Tertiary education participation in America has increased substantially since 1970 but the completion rate fell from 45 to 40 per cent at the same time because there were more under prepared students, low quality courses and fewer resources per student. The current government is on the path to recreate a similar outcome in New Zealand. $38 million of taxpayer money will be wasted on students who fail to complete their first year of study.
With the current Labour led government suggesting that more students would be enrolling in the second year of the policy and no performance requirements being established until 2021, this policy will potentially cost the taxpayer $58 million a year from students that fail to progress.
In a rare display of a unified criticism, Universities New Zealand wrote to the Minister frustrated at the major extra administration and costs and stated that "assuming the figures are as significant as early estimates indicate (namely hundreds of thousands of dollars), we will be asking the Government to reimburse these cost."

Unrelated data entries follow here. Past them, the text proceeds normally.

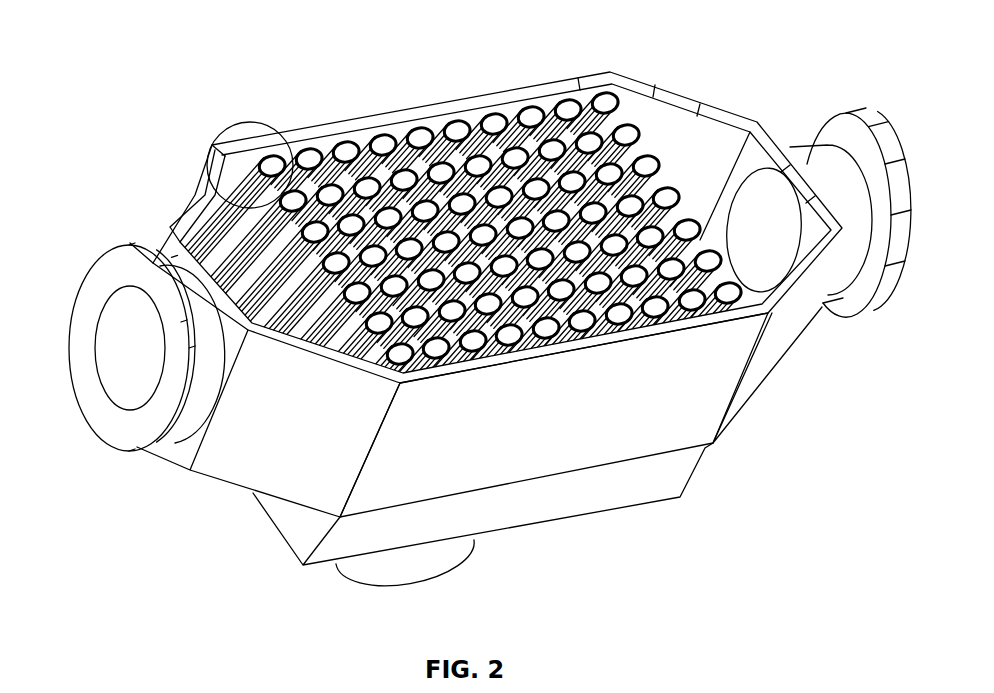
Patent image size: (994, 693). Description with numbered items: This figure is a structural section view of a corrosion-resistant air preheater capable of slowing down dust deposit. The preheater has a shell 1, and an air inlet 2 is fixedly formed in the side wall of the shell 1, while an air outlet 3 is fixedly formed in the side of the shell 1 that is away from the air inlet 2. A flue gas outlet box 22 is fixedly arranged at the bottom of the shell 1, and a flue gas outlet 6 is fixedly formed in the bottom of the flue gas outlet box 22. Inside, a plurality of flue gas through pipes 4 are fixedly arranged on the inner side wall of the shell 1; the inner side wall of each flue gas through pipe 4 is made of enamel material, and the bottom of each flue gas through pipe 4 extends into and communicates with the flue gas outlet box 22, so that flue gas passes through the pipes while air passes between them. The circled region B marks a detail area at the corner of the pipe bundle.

The shell 1 is at (500, 88).
The air inlet 2 is at (113, 253).
The air outlet 3 is at (833, 162).
The flue gas through pipe 4 is at (697, 300).
The flue gas outlet box 22 is at (650, 478).
The flue gas outlet 6 is at (435, 553).
The detail region B is at (208, 160).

If not reimbursed the universities would have to reduce resources used to educate students, or make up for it in higher administration costs, which would reduce their ability to spend more on quality teaching.
A better investment of the tertiary spend is developing the quality of courses New Zealand universities provide, among other avenues such as resources for schools and infrastructural improvements.
A tertiary fees policy that has seen no increase in enrolments has meant extra costs for institutions and has a significant cost of non-completing students. Such a policy is only made to buy votes but not to assist students to progress in their studies.